Quanto è accaduto allo stadio di Genova è stato un episodio estremo, che non è finito in tragedia per puro caso. Ma ormai il caso governa il rapporto violento tra stadio e politica.
Detto in termini più forti e preoccupanti: la politica non controlla più «lo spazio pubblico» più grande e più carico di passione che oggi esista. I responsabili dello sport e i politici continuano a fingere che la violenza sia una patologia estirpabile con misure di controllo amministrativo (le tessere) e di ordine pubblico. Certamente sono misure utili, anzi necessarie, ma non toccano il cuore del problema.
Si sta infatti modificando sotto i nostri occhi la qualità dello «spazio pubblico» in cui più direttamente si esprimono le emozioni, le identità e le loro simbologie. Legate al calcio come una «forma di vita» o un suo surrogato simbolico. Ecco perché prima di riparlare ancora dei fanatici serbi o dell’ammissione o no delle bandiere «politiche» negli stadi (come annunciato per la Stella di David a Milano) dobbiamo fare una riflessione più di fondo.
Il gioco del calcio, o meglio l’immaginario che lo accompagna con il suo intenso coinvolgimento emotivo e verbale, è probabilmente «lo spazio pubblico» più importante in cui si esprimono oggi milioni di uomini (e in misura minore di donne).
Se per ipotesi assurda dovesse essere eliminato, scomparirebbe l’argomento più frequente e coinvolgente dell’interazione quotidiana. Verrebbe meno persino un pezzo di identità di milioni di persone.

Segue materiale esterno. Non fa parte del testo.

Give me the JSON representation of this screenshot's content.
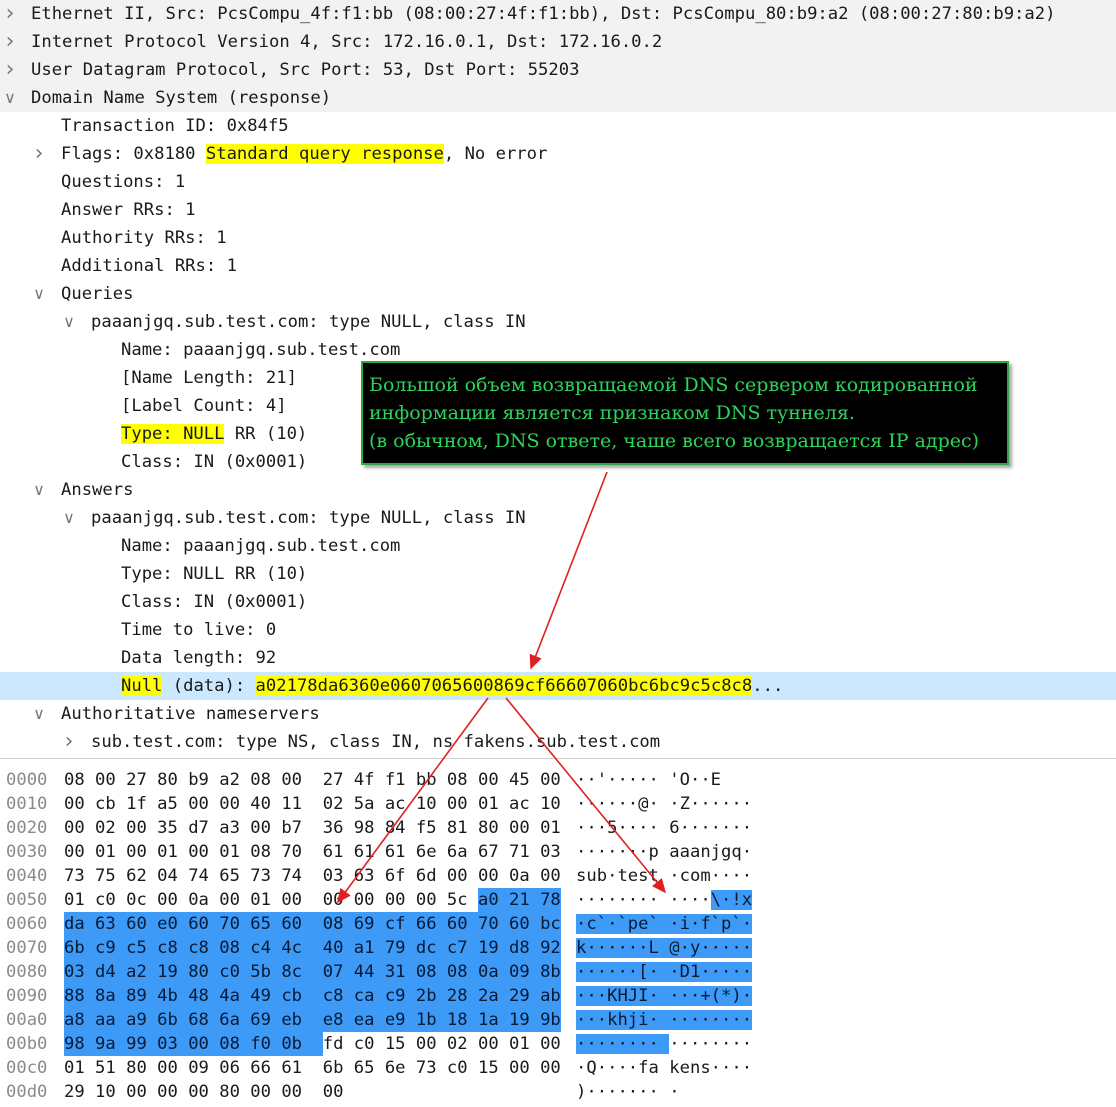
{
  "tree": [
    {
      "indent": 0,
      "arrow": "collapsed",
      "text": "Ethernet II, Src: PcsCompu_4f:f1:bb (08:00:27:4f:f1:bb), Dst: PcsCompu_80:b9:a2 (08:00:27:80:b9:a2)",
      "shade": true
    },
    {
      "indent": 0,
      "arrow": "collapsed",
      "text": "Internet Protocol Version 4, Src: 172.16.0.1, Dst: 172.16.0.2",
      "shade": true
    },
    {
      "indent": 0,
      "arrow": "collapsed",
      "text": "User Datagram Protocol, Src Port: 53, Dst Port: 55203",
      "shade": true
    },
    {
      "indent": 0,
      "arrow": "expanded",
      "text": "Domain Name System (response)",
      "shade": true
    },
    {
      "indent": 1,
      "arrow": "none",
      "text": "Transaction ID: 0x84f5"
    },
    {
      "indent": 1,
      "arrow": "collapsed",
      "pre": "Flags: 0x8180 ",
      "hl": "Standard query response",
      "post": ", No error"
    },
    {
      "indent": 1,
      "arrow": "none",
      "text": "Questions: 1"
    },
    {
      "indent": 1,
      "arrow": "none",
      "text": "Answer RRs: 1"
    },
    {
      "indent": 1,
      "arrow": "none",
      "text": "Authority RRs: 1"
    },
    {
      "indent": 1,
      "arrow": "none",
      "text": "Additional RRs: 1"
    },
    {
      "indent": 1,
      "arrow": "expanded",
      "text": "Queries"
    },
    {
      "indent": 2,
      "arrow": "expanded",
      "text": "paaanjgq.sub.test.com: type NULL, class IN"
    },
    {
      "indent": 3,
      "arrow": "none",
      "text": "Name: paaanjgq.sub.test.com"
    },
    {
      "indent": 3,
      "arrow": "none",
      "text": "[Name Length: 21]"
    },
    {
      "indent": 3,
      "arrow": "none",
      "text": "[Label Count: 4]"
    },
    {
      "indent": 3,
      "arrow": "none",
      "hl": "Type: NULL",
      "post": " RR (10)"
    },
    {
      "indent": 3,
      "arrow": "none",
      "text": "Class: IN (0x0001)"
    },
    {
      "indent": 1,
      "arrow": "expanded",
      "text": "Answers"
    },
    {
      "indent": 2,
      "arrow": "expanded",
      "text": "paaanjgq.sub.test.com: type NULL, class IN"
    },
    {
      "indent": 3,
      "arrow": "none",
      "text": "Name: paaanjgq.sub.test.com"
    },
    {
      "indent": 3,
      "arrow": "none",
      "text": "Type: NULL RR (10)"
    },
    {
      "indent": 3,
      "arrow": "none",
      "text": "Class: IN (0x0001)"
    },
    {
      "indent": 3,
      "arrow": "none",
      "text": "Time to live: 0"
    },
    {
      "indent": 3,
      "arrow": "none",
      "text": "Data length: 92"
    },
    {
      "indent": 3,
      "arrow": "none",
      "hl": "Null",
      "mid": " (data): ",
      "hl2": "a02178da6360e0607065600869cf66607060bc6bc9c5c8c8",
      "post": "...",
      "selected": true
    },
    {
      "indent": 1,
      "arrow": "expanded",
      "text": "Authoritative nameservers"
    },
    {
      "indent": 2,
      "arrow": "collapsed",
      "text": "sub.test.com: type NS, class IN, ns fakens.sub.test.com"
    }
  ],
  "hex": [
    {
      "off": "0000",
      "bytes": [
        "08",
        "00",
        "27",
        "80",
        "b9",
        "a2",
        "08",
        "00",
        "27",
        "4f",
        "f1",
        "bb",
        "08",
        "00",
        "45",
        "00"
      ],
      "ascii": "··'····· 'O··E"
    },
    {
      "off": "0010",
      "bytes": [
        "00",
        "cb",
        "1f",
        "a5",
        "00",
        "00",
        "40",
        "11",
        "02",
        "5a",
        "ac",
        "10",
        "00",
        "01",
        "ac",
        "10"
      ],
      "ascii": "······@· ·Z······"
    },
    {
      "off": "0020",
      "bytes": [
        "00",
        "02",
        "00",
        "35",
        "d7",
        "a3",
        "00",
        "b7",
        "36",
        "98",
        "84",
        "f5",
        "81",
        "80",
        "00",
        "01"
      ],
      "ascii": "···5···· 6·······"
    },
    {
      "off": "0030",
      "bytes": [
        "00",
        "01",
        "00",
        "01",
        "00",
        "01",
        "08",
        "70",
        "61",
        "61",
        "61",
        "6e",
        "6a",
        "67",
        "71",
        "03"
      ],
      "ascii": "·······p aaanjgq·"
    },
    {
      "off": "0040",
      "bytes": [
        "73",
        "75",
        "62",
        "04",
        "74",
        "65",
        "73",
        "74",
        "03",
        "63",
        "6f",
        "6d",
        "00",
        "00",
        "0a",
        "00"
      ],
      "ascii": "sub·test ·com····"
    },
    {
      "off": "0050",
      "bytes": [
        "01",
        "c0",
        "0c",
        "00",
        "0a",
        "00",
        "01",
        "00",
        "00",
        "00",
        "00",
        "00",
        "5c",
        "a0",
        "21",
        "78"
      ],
      "ascii": "········ ····\\·!x"
    },
    {
      "off": "0060",
      "bytes": [
        "da",
        "63",
        "60",
        "e0",
        "60",
        "70",
        "65",
        "60",
        "08",
        "69",
        "cf",
        "66",
        "60",
        "70",
        "60",
        "bc"
      ],
      "ascii": "·c`·`pe` ·i·f`p`·"
    },
    {
      "off": "0070",
      "bytes": [
        "6b",
        "c9",
        "c5",
        "c8",
        "c8",
        "08",
        "c4",
        "4c",
        "40",
        "a1",
        "79",
        "dc",
        "c7",
        "19",
        "d8",
        "92"
      ],
      "ascii": "k······L @·y·····"
    },
    {
      "off": "0080",
      "bytes": [
        "03",
        "d4",
        "a2",
        "19",
        "80",
        "c0",
        "5b",
        "8c",
        "07",
        "44",
        "31",
        "08",
        "08",
        "0a",
        "09",
        "8b"
      ],
      "ascii": "······[· ·D1·····"
    },
    {
      "off": "0090",
      "bytes": [
        "88",
        "8a",
        "89",
        "4b",
        "48",
        "4a",
        "49",
        "cb",
        "c8",
        "ca",
        "c9",
        "2b",
        "28",
        "2a",
        "29",
        "ab"
      ],
      "ascii": "···KHJI· ···+(*)·"
    },
    {
      "off": "00a0",
      "bytes": [
        "a8",
        "aa",
        "a9",
        "6b",
        "68",
        "6a",
        "69",
        "eb",
        "e8",
        "ea",
        "e9",
        "1b",
        "18",
        "1a",
        "19",
        "9b"
      ],
      "ascii": "···khji· ········"
    },
    {
      "off": "00b0",
      "bytes": [
        "98",
        "9a",
        "99",
        "03",
        "00",
        "08",
        "f0",
        "0b",
        "fd",
        "c0",
        "15",
        "00",
        "02",
        "00",
        "01",
        "00"
      ],
      "ascii": "········ ········"
    },
    {
      "off": "00c0",
      "bytes": [
        "01",
        "51",
        "80",
        "00",
        "09",
        "06",
        "66",
        "61",
        "6b",
        "65",
        "6e",
        "73",
        "c0",
        "15",
        "00",
        "00"
      ],
      "ascii": "·Q····fa kens····"
    },
    {
      "off": "00d0",
      "bytes": [
        "29",
        "10",
        "00",
        "00",
        "00",
        "80",
        "00",
        "00",
        "00"
      ],
      "ascii": ")······· ·"
    }
  ],
  "callout": {
    "lines": [
      "Большой объем возвращаемой DNS сервером кодированной",
      "информации является признаком DNS туннеля.",
      "(в обычном, DNS ответе, чаше всего  возвращается IP адрес)"
    ]
  },
  "colors": {
    "highlight": "#ffff00",
    "selection": "#3d9af7",
    "selected_row": "#cce8ff",
    "callout_text": "#2fd35c",
    "arrow": "#e02020"
  }
}
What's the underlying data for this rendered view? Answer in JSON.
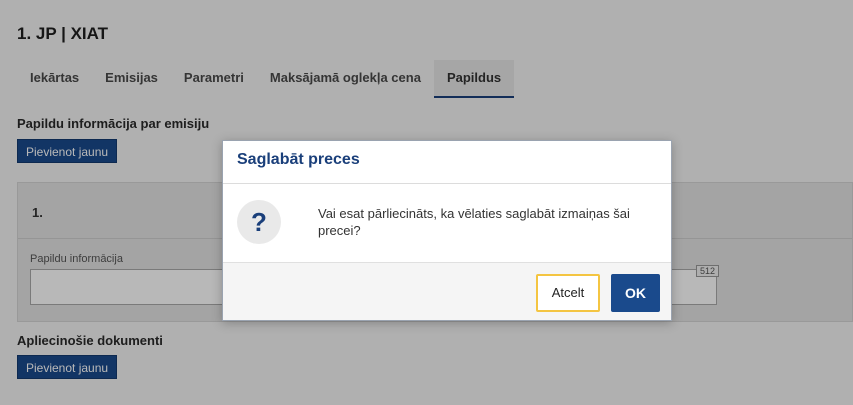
{
  "page": {
    "title": "1. JP | XIAT",
    "tabs": [
      {
        "label": "Iekārtas"
      },
      {
        "label": "Emisijas"
      },
      {
        "label": "Parametri"
      },
      {
        "label": "Maksājamā oglekļa cena"
      },
      {
        "label": "Papildus"
      }
    ],
    "active_tab": "Papildus"
  },
  "emission_section": {
    "heading": "Papildu informācija par emisiju",
    "add_button": "Pievienot jaunu",
    "item": {
      "number": "1.",
      "field_label": "Papildu informācija",
      "field_value": "",
      "char_limit": "512"
    }
  },
  "documents_section": {
    "heading": "Apliecinošie dokumenti",
    "add_button": "Pievienot jaunu"
  },
  "modal": {
    "title": "Saglabāt preces",
    "icon_glyph": "?",
    "message": "Vai esat pārliecināts, ka vēlaties saglabāt izmaiņas šai precei?",
    "cancel_label": "Atcelt",
    "ok_label": "OK"
  },
  "colors": {
    "accent": "#1a4a8c",
    "focus_outline": "#f4c542"
  }
}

Si dirà che sto esagerando. Certo: di calcio si parla in continuazione nei rapporti quotidiani tra amici, sul lavoro, persino con sconosciuti, diventando un paradossale strumento di conoscenza. Ma – si obietta – si tratta pur sempre di spazi di intrattenimento, di relax, di gioco appunto. Quando si trasforma in qualcosa d’altro – in particolare in veicolo di violenza verbale sotto la forma di intolleranza di parte (pseudo-sportiva) o addirittura strumentalizzazione politica senza alcun nesso con il gioco – allora la passione per il calcio «degenera» letteralmente, diventa «altro dallo sport».
Queste sono osservazioni sagge ed edificanti che sentiamo da decenni ripetute seriosamente in tutti i talk-show – senza alcun risultato. Perché? Per cominciare, sin qui noi stessi abbiamo mantenuto la finzione di parlare di «sport», quando in realtà siamo dinanzi al «tifo», al coinvolgimento passivo in eventi sportivi giocati da professionisti che hanno perso ogni legame con una presunta comunità o comunanza d’origine (che dà senso alla squadra di «casa mia»). La maglia, la bandiera e la simbologia connessa sono il vero oggetto della passione e specularmente dell’odio per l’avversario. Apoteosi del feticcio, sul quale tutto può essere scaricato – in particolare quelle dinamiche identitarie che hanno le loro radici fuori, nella società, nelle attese e nelle frustrazioni da essa prodotte.
Ma che cosa c’entra la politica? Qui sta la differenza tra i ragionevoli spettatori (paganti) che si godono la partita come meritato intermezzo, magari per compensarsi dalle delusioni della politica. E gli energumeni o i ragazzi scatenati delle curve che vivono la partita non come «intermezzo» ma come rappresentazione della vita vissuta (politica compresa). E ci vogliono andare dentro, di brutto, picchiando, insultando. La confusione tra squadre e partiti fa parte del «gioco».
Tornando al brutto episodio di Genova di alcune notti fa, negli ultimi commenti la componente politica sembra ridimensionarsi. L’uomo nero, Bogdanov, da Ivan il terribile è declassato a Ivan il pentito, con l’aiuto di mamma. Quella che sembrava una spedizione politica programmata, per spostare la guerra civile serba in Europa, in polemica contro l’entrata nell’Ue, appare un trasferimento punitivo di «fans» sfuggito agli occhi della polizia. L’unica cosa certa è il dilettantismo delle autorità politiche e di polizia di entrambi i Paesi. Ma i fuochi e le violenze di quella notte rimangono ben impressi nella nostra memoria. Sono stati anch’essi frutto di quel «caso» di cui parlavamo all’inizio?
Stiamo ora bene all’erta per quello che non deve accadere a San Siro dove sventolerà la bandiera con la Stella di Davide accanto ad altri vessilli. È troppo sperare che «lo spazio pubblico» dello stadio sia più forte dei dubbi e delle resistenze della politica?